What names/operators should be visible in entity e?  The general
consensus is that

    enum2 and the overloaded "=" operator declared in

package p2 should be visible.  This preserves the principle that

    USE p.x makes (potentially) visible a subset of USE p.ALL;

C) IF a subtype is USEd should the base type become visible?

Consider:

    PACKAGE p1 IS
		TYPE enum1 is (A,B,C,D);
        SUBTYPE enum2 is enum1;
    END PACKAGE p1;

    USE.work.p1.enum2;

When enum2 is USED should enum1 also become visible?

Argument in favor: The fundamental proposal for this IR is to make the
predefined operators visible when the type or subtype is USED. The
parameters to these operators are of the base type.  It is confusing
to have operators visible, but to have the types involved in the
operator not visible.

Argument against: Extra visible names pollute the name space. If you
want the type to be visible then USE the type.  Also, what about

      TYPE int1 IS RANGE 1 TO 10;
      SUBTYPE int2 IS int1 RANGE 2 TO 5;
....
      USE int2;

In this case the base type is anonymous, but do you make the declared
"first named subtype" int1 visible? If so, this might lead to a
complicated set of rules determining which subtypes to make visible.

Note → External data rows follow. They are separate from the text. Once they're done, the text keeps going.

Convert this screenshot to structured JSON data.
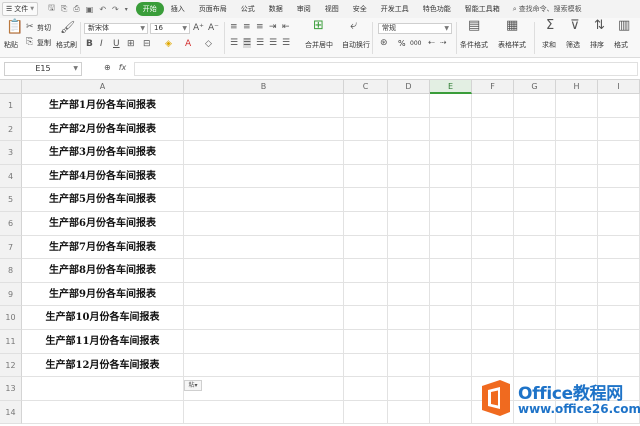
{
  "menubar": {
    "file_label": "文件",
    "tabs": [
      "开始",
      "插入",
      "页面布局",
      "公式",
      "数据",
      "审阅",
      "视图",
      "安全",
      "开发工具",
      "特色功能",
      "智能工具箱"
    ],
    "active_tab": "开始",
    "search_label": "查找命令、搜索模板"
  },
  "ribbon": {
    "paste_label": "粘贴",
    "cut_label": "剪切",
    "copy_label": "复制",
    "format_painter_label": "格式刷",
    "font_name": "新宋体",
    "font_size": "16",
    "merge_center_label": "合并居中",
    "wrap_label": "自动换行",
    "number_format": "常规",
    "conditional_format_label": "条件格式",
    "table_style_label": "表格样式",
    "sum_label": "求和",
    "filter_label": "筛选",
    "sort_label": "排序",
    "format_label": "格式",
    "percent_symbol": "%",
    "thousands_symbol": "000"
  },
  "formulabar": {
    "cell_ref": "E15",
    "fx_label": "fx",
    "value": ""
  },
  "grid": {
    "columns": [
      "A",
      "B",
      "C",
      "D",
      "E",
      "F",
      "G",
      "H",
      "I"
    ],
    "selected_column": "E",
    "row_numbers": [
      "1",
      "2",
      "3",
      "4",
      "5",
      "6",
      "7",
      "8",
      "9",
      "10",
      "11",
      "12",
      "13",
      "14"
    ],
    "a_values": [
      "生产部1月份各车间报表",
      "生产部2月份各车间报表",
      "生产部3月份各车间报表",
      "生产部4月份各车间报表",
      "生产部5月份各车间报表",
      "生产部6月份各车间报表",
      "生产部7月份各车间报表",
      "生产部8月份各车间报表",
      "生产部9月份各车间报表",
      "生产部10月份各车间报表",
      "生产部11月份各车间报表",
      "生产部12月份各车间报表"
    ],
    "paste_option_label": "粘"
  },
  "watermark": {
    "title": "Office教程网",
    "url": "www.office26.com",
    "logo_color": "#f06a1f",
    "text_color": "#1e73c8"
  },
  "colors": {
    "accent": "#3a9d3a",
    "header_bg": "#f2f2f2",
    "grid_line": "#e2e2e2"
  }
}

The consensus is that if a subtype is USEd, then the corresponding
base type is not made visible.


VASG-ISAC Recommendation for IEEE Std 1076-2002
-----------------------------------------------

No change.

VASG-ISAC Recommendation for Future Revisions
---------------------------------------------

Assuming that Suggestions 2. and 3. are adopted make the following
changes to the LRM.

Clause 10.4 add after the paragraph starting "Each selected name in a
use clause identifies...":

"If the suffix is a type mark then the following declarations are identified:

  -- The declaration of the type or subtype denoted by the type mark

  -- If the type or subtype is a enumeration type, the enumeration literals
     of the base type

  -- If the type or subtype is a physical type, the units of the base type

  -- The implicit declarations of predefined operations for the type that
     are not hidden by homographs explicitly declared immediately within
     the package denoted by the prefix of the selected name

  -- The declarations of homographs, explicitly declared immediately within
     the package denoted by the prefix of the selected name, that hide
     implicit declarations of predefined operations for the type."


Clause 4.3.3.2 

   Change part of c) from "If the name denotes an enumeration type..."
   to "If the name denotes an enumeration type or a subtype of an
   enumeration type..."

   Change part of d) from "if the name denotes a physical type..." to
   "if the name denotes a physical type or a subtype of a physical
   type..."

   Change part of e) from "if the name denotes a type..." to "if the
   name denotes a type or a subtype..."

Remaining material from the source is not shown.